Your name is on this & something else.
His dazzling blue eyes looked silver, Nosferatic.
Gray’s stomach flip-flopped, and the Camry’s temperature rose to Jupiter levels.
Then Isabel texted:
Don’t want to call. Can be traced. U don’t understand!!! He will kill me if I come back. Please drop this!
“I do understand.” Gray could give TED Talks on “Ways That Life Sucks.”
She tapped the phone icon next to Isabel’s name. The line rang and rang. Don’t go. Please don’t go. And she’d barely caught her breath before the phone pulsed against her ear.
I’m not going to talk to u
OK, Gray texted, have Tea talk to me face to face.
No response.
Isabel Lincoln had ducked back into her bunker.
EIGHT YEARS AGO
THE FIRST
Mrs. Dixon had always been tiny. Malnourished as a baby, she always looked hungry, like food only passed her lips on bank holidays. Standing next to Sean—six three, two hundred ten pounds of college-ball muscle—she was the butterfly to his vulture.
She loved his hands. Loved those beautiful, long brown fingers, crooked from old breaks caused by catching flying pigs. Strong hands.
After checking into their Jacuzzi suite on the twelfth floor of the Bellagio Hotel and Casino, after watching the famous water show from their living room window, Mr. and Mrs. Dixon shopped at Armani, Chanel, and Gucci down on Via Bellagio. At Cartier, he bought her a diamond for her nose.
“Damn.” Sean gazed at the stone he’d bought her. “You are fuckin’ fly, baby.”
A perfect first-year anniversary weekend already, a staycation that would’ve been the envy of her friends … had they known.

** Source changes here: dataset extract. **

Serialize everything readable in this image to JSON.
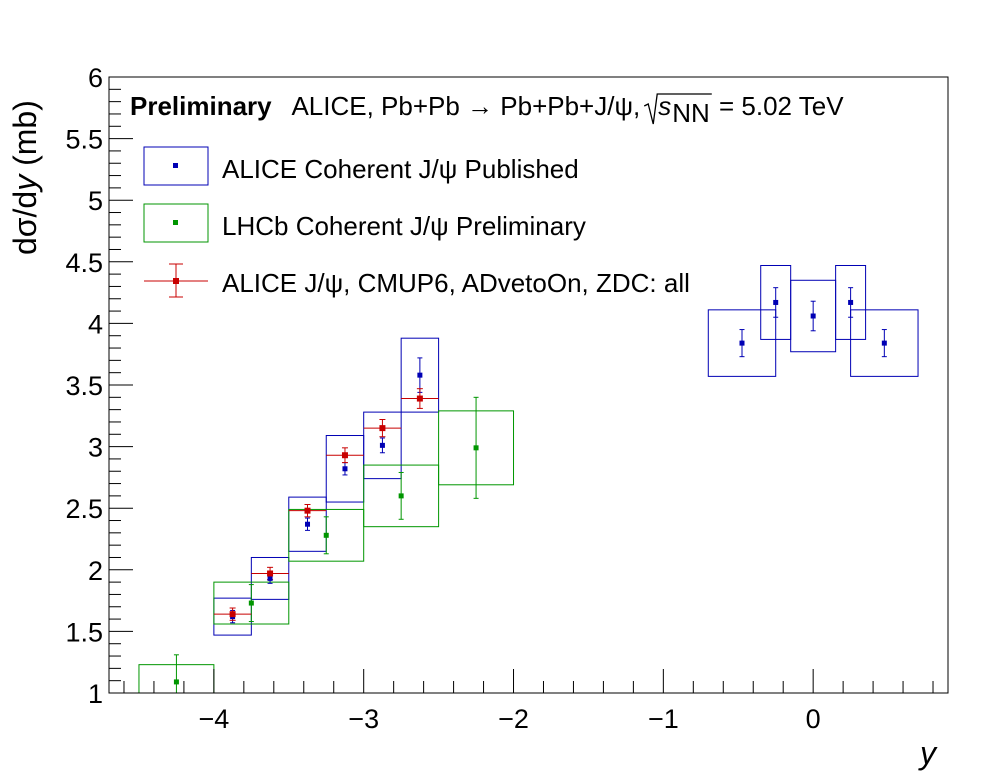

As the sun set over Sin City and they ate dinner at Le Cirque, he toasted her. He told her, “You are my life,” as the sky turned pink, red, and desert blue. His love was astonishing. White hot. Phosphorescent. His love made Mrs. Dixon close her eyes and look away.
You deserve this. After everything … You deserve this. This man. This joy. This two-hundred-dollar bottle of wine. This lobster risotto. Lift up your head. You deserve this.
Her happiness made her dizzy, Disneyland teacups dizzy—she now knew this feeling, since Sean had taken her to the Magic Kingdom for her very first time. She liked that feeling then—Disneyland would never make her sick sick; they loved her—and she liked that feeling now. In the last year, Sean’s love had exploded all around her. Like mink-lined shrapnel, his love had struck her in unexpected ways. But she didn’t fear it.
She had thought her diamond engagement ring—three carats, princess cut, smaller baguettes on each side, worth two paychecks, she’d been told—made sparks fly out of other girls’ eyes. But it had been her simple, sleek platinum band that had sent those bipedal, stiletto-wearing hyenas stampeding and frothing at the mouth. She’d caught the gold ring (well, platinum) and she’d sure as hell celebrate.
And celebrating—that was their (well, Sean’s) business. And he’d gone all out for her on their special weekend, even though living in Las Vegas had lost its glow. Too loud, this city. The world’s toilet, this city, where everybody came to take a dump and live their worst lives.